When he first became a passionate theatregoer, “it was much easier” to see plays cheaply, he said. The rise in prices is one of the biggest changes he had seen in the theatre industry over his career, he continued. “I’m not on the production side, the business side, so perhaps I’m talking through my hat but when they say it’s £150 for a seat in the stalls, I understand that – and it shocks me,” he said.

The most expensive ticket at A Little Life, which has just begun its run at the Harold Pinter theatre with James Norton in the cast, is £195. But prices for some of today’s most popular West End shows are more than double that quoted by Jacobi. Cabaret, which picked up seven awards at last year’s Oliviers, has tickets for £300 and so does A Streetcar Named Desire, which won the award for best revival at this year’s ceremony.
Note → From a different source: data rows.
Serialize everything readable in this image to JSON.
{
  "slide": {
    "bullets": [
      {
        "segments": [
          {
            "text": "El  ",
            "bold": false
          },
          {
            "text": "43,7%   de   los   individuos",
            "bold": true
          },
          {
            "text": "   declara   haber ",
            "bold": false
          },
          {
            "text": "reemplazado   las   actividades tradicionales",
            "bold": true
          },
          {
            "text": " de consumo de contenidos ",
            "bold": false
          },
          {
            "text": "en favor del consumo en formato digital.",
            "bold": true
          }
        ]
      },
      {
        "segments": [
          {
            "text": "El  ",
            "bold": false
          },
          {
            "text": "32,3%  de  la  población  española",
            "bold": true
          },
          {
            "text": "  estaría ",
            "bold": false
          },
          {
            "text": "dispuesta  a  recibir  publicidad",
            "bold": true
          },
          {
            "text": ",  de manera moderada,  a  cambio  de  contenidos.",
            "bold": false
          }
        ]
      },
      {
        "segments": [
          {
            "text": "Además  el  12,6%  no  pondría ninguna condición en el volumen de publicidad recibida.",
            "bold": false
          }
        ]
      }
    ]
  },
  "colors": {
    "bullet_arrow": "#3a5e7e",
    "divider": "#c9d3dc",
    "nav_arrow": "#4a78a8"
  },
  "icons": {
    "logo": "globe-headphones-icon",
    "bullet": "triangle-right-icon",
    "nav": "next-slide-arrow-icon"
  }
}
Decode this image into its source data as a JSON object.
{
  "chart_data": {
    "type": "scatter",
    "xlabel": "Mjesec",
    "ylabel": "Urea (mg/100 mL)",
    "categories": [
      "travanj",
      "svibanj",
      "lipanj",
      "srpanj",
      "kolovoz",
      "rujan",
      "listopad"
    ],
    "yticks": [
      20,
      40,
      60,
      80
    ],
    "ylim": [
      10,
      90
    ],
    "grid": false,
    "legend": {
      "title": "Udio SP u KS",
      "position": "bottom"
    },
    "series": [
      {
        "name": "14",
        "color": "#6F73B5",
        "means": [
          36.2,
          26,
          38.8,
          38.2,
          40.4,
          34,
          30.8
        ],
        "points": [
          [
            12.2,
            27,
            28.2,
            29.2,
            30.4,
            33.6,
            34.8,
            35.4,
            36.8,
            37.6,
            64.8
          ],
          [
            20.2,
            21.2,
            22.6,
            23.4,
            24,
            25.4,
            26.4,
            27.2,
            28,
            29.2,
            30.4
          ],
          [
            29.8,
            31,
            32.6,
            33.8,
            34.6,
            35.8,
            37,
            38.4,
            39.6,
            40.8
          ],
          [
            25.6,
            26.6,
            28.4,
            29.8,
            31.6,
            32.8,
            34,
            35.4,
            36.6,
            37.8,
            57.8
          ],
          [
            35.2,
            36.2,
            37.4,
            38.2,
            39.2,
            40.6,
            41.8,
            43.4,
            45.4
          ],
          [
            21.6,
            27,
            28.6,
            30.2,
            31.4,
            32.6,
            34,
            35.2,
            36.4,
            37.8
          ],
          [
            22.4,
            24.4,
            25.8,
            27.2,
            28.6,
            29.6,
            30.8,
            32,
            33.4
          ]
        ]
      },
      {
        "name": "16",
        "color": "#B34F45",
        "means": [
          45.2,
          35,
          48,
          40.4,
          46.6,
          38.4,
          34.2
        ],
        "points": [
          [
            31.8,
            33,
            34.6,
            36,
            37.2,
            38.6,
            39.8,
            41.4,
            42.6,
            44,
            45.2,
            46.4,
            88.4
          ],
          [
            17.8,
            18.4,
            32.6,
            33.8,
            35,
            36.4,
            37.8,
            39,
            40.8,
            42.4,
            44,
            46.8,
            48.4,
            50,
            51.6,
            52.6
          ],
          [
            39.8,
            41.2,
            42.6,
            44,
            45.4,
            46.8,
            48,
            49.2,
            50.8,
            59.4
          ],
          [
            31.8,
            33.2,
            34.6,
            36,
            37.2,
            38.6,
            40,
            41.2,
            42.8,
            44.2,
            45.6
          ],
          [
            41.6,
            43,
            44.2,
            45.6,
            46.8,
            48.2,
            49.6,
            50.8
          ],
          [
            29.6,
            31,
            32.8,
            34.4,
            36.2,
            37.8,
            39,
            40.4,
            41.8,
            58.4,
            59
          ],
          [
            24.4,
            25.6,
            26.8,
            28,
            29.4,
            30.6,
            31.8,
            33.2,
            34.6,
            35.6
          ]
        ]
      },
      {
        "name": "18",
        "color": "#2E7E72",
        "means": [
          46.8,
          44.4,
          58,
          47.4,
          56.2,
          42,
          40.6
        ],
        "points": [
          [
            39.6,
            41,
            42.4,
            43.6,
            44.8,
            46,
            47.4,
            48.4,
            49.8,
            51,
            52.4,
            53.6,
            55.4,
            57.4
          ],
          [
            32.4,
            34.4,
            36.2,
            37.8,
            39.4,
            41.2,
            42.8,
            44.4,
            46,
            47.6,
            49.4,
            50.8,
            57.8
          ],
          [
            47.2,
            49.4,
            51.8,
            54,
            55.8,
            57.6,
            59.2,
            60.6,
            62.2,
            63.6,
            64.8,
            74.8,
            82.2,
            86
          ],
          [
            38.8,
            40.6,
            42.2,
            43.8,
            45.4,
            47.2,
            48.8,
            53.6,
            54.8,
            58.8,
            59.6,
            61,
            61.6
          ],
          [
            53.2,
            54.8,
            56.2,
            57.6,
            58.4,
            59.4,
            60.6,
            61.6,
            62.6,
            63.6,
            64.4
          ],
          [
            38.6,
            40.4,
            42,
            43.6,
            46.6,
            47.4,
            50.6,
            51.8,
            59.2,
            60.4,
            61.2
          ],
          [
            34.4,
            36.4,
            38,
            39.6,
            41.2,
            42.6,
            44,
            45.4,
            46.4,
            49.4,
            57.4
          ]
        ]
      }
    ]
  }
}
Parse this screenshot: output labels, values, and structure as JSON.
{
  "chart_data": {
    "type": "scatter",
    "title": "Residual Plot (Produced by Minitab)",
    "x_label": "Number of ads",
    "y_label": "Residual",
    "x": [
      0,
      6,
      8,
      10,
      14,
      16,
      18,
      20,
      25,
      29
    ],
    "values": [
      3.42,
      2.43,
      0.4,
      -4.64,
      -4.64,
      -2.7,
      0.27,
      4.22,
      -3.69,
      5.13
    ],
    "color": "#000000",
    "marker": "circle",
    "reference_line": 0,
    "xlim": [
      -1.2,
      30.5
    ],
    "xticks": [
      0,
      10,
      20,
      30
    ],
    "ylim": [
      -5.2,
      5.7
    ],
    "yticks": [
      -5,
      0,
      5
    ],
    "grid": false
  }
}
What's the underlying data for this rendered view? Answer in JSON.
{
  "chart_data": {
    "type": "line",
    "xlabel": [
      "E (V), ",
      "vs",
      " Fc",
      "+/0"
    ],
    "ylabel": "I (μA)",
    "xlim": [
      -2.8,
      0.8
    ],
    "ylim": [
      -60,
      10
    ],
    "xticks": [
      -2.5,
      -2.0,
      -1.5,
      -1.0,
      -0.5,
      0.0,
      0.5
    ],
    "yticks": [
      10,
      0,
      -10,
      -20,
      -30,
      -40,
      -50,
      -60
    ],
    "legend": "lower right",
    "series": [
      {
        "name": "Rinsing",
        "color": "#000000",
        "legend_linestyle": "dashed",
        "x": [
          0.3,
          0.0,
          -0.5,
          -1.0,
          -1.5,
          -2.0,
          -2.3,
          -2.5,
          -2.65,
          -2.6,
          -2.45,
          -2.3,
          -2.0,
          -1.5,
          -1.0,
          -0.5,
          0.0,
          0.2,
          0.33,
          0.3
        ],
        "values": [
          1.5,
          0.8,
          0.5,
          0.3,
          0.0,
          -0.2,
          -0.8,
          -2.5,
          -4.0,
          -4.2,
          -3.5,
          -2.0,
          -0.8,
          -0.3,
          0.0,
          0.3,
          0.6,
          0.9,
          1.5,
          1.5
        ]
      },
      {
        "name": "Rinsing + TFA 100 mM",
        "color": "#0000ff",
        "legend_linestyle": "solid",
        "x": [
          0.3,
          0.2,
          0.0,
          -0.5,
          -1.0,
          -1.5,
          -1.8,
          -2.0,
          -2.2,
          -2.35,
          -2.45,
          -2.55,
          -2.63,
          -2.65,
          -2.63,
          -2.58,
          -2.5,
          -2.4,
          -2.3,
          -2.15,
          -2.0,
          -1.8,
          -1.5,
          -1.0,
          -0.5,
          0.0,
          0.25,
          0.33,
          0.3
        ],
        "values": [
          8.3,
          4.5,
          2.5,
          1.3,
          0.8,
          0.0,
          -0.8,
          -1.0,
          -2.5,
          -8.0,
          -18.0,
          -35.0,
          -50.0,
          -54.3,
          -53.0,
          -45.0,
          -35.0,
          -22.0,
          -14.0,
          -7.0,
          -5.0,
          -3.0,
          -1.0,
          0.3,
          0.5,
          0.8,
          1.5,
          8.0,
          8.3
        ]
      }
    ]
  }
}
There are “on stage” seats for A Little Life from £25, and ticket prices for Cabaret start at £30. A representative for A Streetcar Named Desire said that 83% of all its tickets have been sold at £100 or under.

Last year there was an outcry when the West End production Cock operated a “dynamic pricing” ticketing model that saw the cost of a seat rise to £400. Research by the Stage newspaper in 2017 revealed that the most expensive tickets for more than half of West End shows were above £100. Data collected by the Society of London Theatre for 2019 found that the average ticket price for its member venues, which include all of the commercial West End and London’s leading subsidised theatres, was £52.17.

“I’m not an economist – I don’t know the basics of how a theatre survives without money but it certainly can’t survive without bums on seats either,” said Jacobi. “And if the money is prohibitive to bums on seats then we’re up shit creek without a paddle.”

The cost of living crisis meant theatregoing was at particular risk of becoming elitist, said Jacobi, who said he was very conscious, “particularly in these straitened times, of [theatregoers] thinking more than twice about using your hard-earned money to go and enjoy yourself”.

Jacobi, who was one of the first actors to appear with Laurence Olivier’s fledgling National Theatre company in the 1960s, has won the best actor Olivier award twice, for his performances in Cyrano de Bergerac in 1983 and Twelfth Night in 2009. In 2016 he played Romeo’s contemporary Mercutio in a West End production of Romeo and Juliet directed by Kenneth Branagh. Jacobi was 77 at the time. “Age-blind” casting has also been adopted by the Royal Shakespeare Company for their forthcoming production of As You Like It, which will star 72-year-old Geraldine James as Rosalind. “If they can do it, then fine,” said Jacobi of older actors playing characters who are younger than them. He had initially resisted the idea of playing Mercutio, he said: “But after the first couple of minutes, age doesn’t matter.